また、「歎異抄に聞く会」のホームページを開設し、これまでの論文や講演録を掲載するとともに、寄せられた質問にも対応している。

田畑 正久さん

 コロナ禍によって身近に迫ってきた「死」をどのように受け止めていけばいいのか、という問題があるかと思います。治療が必要な病気に対する対応は、医療者にお任せするしかありません。一方で、仏教は「人間を丸ごと救う」と言います。

佐藤第二病院(ホームページより)
佐藤第二病院(ホームページより)
生死を超える

 「死」をどのように考えていくのか、これは仏教二千五百年の歴史の大きな課題であり、仏教はそれを「生死を超える道」として教えてくれています。
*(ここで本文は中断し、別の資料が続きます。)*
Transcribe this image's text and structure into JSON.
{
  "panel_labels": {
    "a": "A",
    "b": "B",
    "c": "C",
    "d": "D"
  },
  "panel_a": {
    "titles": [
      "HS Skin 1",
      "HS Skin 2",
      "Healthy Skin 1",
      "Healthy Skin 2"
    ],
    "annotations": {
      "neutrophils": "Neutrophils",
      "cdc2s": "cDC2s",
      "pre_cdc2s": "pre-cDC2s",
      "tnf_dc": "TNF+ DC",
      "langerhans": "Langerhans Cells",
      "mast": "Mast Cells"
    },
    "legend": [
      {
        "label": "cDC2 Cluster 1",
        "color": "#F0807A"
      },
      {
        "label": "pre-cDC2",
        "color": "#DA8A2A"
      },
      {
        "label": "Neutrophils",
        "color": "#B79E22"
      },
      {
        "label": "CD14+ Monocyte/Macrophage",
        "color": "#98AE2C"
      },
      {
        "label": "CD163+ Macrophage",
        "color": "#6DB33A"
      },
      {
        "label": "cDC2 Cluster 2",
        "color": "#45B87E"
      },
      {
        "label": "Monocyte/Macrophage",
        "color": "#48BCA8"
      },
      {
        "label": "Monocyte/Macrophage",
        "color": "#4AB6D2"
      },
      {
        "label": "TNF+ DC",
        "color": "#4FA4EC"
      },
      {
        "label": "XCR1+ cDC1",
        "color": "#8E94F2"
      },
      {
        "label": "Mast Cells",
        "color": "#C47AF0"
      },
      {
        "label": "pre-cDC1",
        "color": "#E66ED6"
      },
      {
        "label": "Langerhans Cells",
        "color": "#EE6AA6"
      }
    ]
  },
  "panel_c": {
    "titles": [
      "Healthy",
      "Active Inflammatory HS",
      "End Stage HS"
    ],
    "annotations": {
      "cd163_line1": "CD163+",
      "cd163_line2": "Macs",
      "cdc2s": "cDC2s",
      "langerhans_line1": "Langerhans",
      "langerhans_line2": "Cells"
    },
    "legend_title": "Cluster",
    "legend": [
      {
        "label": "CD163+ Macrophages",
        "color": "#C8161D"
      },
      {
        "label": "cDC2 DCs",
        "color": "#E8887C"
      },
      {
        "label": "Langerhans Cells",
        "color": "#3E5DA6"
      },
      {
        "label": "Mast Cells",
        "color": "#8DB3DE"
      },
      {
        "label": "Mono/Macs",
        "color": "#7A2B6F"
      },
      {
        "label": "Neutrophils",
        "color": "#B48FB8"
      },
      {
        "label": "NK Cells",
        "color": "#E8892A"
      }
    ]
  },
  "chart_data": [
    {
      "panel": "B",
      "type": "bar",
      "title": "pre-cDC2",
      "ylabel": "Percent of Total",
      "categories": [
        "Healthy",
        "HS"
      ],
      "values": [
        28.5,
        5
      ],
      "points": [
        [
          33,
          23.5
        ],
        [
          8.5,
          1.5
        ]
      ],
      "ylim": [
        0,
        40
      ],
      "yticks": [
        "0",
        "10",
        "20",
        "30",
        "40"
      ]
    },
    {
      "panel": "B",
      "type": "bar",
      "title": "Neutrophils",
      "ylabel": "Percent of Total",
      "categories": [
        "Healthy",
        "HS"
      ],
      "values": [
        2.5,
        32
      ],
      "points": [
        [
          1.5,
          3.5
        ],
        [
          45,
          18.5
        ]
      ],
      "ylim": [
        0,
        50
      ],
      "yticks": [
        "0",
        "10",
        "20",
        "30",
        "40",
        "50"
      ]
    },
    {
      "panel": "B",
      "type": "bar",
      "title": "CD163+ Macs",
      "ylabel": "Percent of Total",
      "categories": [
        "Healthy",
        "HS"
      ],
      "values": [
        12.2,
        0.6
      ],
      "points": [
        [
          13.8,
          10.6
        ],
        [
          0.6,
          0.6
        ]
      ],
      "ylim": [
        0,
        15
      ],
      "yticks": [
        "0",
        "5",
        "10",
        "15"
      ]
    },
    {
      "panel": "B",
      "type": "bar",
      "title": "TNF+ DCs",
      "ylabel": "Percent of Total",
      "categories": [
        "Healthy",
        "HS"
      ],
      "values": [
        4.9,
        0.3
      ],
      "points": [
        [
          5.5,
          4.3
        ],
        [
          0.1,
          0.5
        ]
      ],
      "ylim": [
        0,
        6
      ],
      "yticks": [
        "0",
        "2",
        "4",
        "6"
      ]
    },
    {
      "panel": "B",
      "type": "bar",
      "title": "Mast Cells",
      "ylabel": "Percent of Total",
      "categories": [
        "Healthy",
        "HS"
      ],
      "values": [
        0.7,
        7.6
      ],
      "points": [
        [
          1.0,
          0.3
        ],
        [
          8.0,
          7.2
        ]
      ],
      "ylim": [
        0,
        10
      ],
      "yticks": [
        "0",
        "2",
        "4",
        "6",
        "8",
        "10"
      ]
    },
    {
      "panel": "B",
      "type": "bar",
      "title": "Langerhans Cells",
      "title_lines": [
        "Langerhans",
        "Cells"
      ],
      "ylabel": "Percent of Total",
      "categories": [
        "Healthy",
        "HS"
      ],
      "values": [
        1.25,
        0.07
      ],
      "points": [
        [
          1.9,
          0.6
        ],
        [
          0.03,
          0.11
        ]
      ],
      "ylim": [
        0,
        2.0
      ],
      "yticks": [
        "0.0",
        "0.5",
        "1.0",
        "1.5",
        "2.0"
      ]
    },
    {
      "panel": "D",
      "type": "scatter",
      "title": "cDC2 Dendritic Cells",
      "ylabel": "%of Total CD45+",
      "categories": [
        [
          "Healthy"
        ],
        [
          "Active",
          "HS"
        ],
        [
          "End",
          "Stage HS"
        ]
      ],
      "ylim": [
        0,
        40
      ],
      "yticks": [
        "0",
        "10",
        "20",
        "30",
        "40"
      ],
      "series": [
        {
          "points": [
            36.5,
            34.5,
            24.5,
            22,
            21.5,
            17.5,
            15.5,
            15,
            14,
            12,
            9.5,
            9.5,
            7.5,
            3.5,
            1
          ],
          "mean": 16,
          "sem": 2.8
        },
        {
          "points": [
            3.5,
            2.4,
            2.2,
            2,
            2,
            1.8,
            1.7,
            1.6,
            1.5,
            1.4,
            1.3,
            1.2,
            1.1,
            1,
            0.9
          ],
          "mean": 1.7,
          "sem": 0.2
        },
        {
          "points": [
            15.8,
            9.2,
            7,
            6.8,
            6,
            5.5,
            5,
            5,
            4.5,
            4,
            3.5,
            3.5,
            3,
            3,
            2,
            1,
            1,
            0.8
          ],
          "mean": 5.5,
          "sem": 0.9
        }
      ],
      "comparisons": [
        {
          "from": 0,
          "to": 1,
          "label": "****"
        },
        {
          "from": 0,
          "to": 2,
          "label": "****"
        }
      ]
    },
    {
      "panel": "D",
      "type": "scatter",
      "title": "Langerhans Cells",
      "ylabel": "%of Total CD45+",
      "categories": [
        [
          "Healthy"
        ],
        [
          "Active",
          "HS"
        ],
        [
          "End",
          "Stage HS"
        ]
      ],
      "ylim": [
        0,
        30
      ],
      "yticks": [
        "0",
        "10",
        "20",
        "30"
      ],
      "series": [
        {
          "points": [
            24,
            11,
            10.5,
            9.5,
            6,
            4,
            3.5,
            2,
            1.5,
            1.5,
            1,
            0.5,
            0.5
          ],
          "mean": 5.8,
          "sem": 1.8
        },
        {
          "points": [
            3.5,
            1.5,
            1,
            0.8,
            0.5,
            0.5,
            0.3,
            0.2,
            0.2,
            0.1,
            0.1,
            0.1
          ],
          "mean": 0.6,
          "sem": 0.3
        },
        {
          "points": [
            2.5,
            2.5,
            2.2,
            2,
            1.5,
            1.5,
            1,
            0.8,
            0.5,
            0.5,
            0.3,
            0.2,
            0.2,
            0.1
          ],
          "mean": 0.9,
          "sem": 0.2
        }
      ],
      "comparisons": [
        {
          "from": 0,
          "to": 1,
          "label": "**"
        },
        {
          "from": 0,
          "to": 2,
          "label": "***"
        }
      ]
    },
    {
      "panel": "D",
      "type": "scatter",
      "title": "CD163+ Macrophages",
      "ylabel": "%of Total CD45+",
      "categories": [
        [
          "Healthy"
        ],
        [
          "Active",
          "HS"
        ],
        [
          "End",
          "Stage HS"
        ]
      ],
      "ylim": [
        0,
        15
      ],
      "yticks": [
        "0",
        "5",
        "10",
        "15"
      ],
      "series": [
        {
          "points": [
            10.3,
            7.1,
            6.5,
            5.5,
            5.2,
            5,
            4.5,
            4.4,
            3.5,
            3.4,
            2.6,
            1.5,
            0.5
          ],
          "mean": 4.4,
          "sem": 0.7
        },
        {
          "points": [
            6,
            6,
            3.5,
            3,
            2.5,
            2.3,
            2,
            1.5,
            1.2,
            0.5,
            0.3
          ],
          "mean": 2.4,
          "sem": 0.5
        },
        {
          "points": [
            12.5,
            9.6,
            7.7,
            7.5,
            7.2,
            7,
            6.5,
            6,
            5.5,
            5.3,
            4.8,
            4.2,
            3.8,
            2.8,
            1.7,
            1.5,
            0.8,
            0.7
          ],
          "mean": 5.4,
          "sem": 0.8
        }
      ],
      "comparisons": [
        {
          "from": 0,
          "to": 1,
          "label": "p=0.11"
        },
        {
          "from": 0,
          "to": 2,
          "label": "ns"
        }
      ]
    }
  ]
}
「生死を超えるとはどういうことなのか」を知ることが、私たちが仏教の智慧に学ぶことの要点ではないかと思います。
 私たち人間には「死にたくない」という願望があるために、深刻な苦悩を繰り返さずにはいられないのです。人間に「死にたくない」という願望があるのは、多くの因縁が仮に和合して無我としての「生きる身」の内部に自我意識の「思いの我」があるからです。「思いの我」はいつしか「生と死を合わせ持つ肉体」を自己として管理支配するようになっています。医療はまさしくこの「生きる身」の肉体を対象としているのです。「生きる身」は因縁和合(無量寿に生かされている)して無我として今、生きている、生まれる前も死んだ後も因縁和合した存在であると言えるでしょう。「思いの我」は「我」があると思い、その「我」がなくなるのを恐れ「死にたくない」という願望になったのです。しかし、「生きる身」は「思いの我」が気付く、気づかないに関係なく無量寿に生かされ支えられているのです。したがってこの「死にたくない」の願望は、「死なないものこそ自己である」という宗教的覚醒を求めている無意識の叫びと言えるのではないでしょうか。

「死にたくない」「長生きしたい」の背後にあるもの

 お念仏の中に無量寿・無量光があります。無量寿とは寿(ことぶき)が無量ということで、永遠という意味でもあります。歎異抄第一条に「念仏申さんとおもいたつこころのおこるとき、すなわち摂取不捨の利益にあづけしめたまふなり」とあります。「今ここで無量寿の世界に出遇うということがあるならば、その一瞬に本当に出会うべき世界に出会えたと言って、量的な長さではなく質的な永遠という世界に出遇うことができる」ということです。
 今まで量的な長生きを追い求めていたものが、「質的長生き」という世界があることを仏教の学びの中で知らされる時、私たちが本当に願うべきものは質的長寿ということに気付くでしょう。それは、命の長さに囚われず、一日一日を大事にする生き方に導かれることでしょう。

龍谷大学最終講義
龍谷大学最終講義
分別思考から無分別智へ

 私たちの思考は、私が生まれてきたことは当たり前のこととして、その上で「思慮分別でしっかり考え、自分にとってのプラス要因を増やし、マイナス要因を少なくしていけば、きっと幸せな人生になる」と考えて一生懸命頑張ってきました。
 分別思考では、私と周りを切り離して別々に無関係に存在していると見ますので、私の周りの都合が良いものは喜んで受け取ることができますが、病とか老いるといったマイナス要因はなかなか受け取ることができません。このマイナス要因をどのように受け取るかということが、私たちの仏教の学びにおける非常に大事な点になります。
 仏教では分別ではなく無分別、私の身と環境は「一体の関係」(身土不二)と見ます。多くの因と縁によって生かされている(縁起の法)と受け止め、私の身と環境を「一体」として見ることで、今まで見えていなかった世界が見えてくるという無分別智の世界での受け止めに導かれるのです。「このコロナ騒動は私に何を気付かせようとしているのか、目覚めさせようとしているのか、教えようとしているのか」という受け止め方が、仏教の本当の智慧です。現実に直面する時、分別せず仏の智慧で見るのです。コロナ騒動を通して感じる不安、そのことをご縁として仏教の学びを深めていくことができると思わせていただいています。

7月14日に『歎異抄に聞く会』は 400回を迎えました。
7月14日に『歎異抄に聞く会』は 400回を迎えました。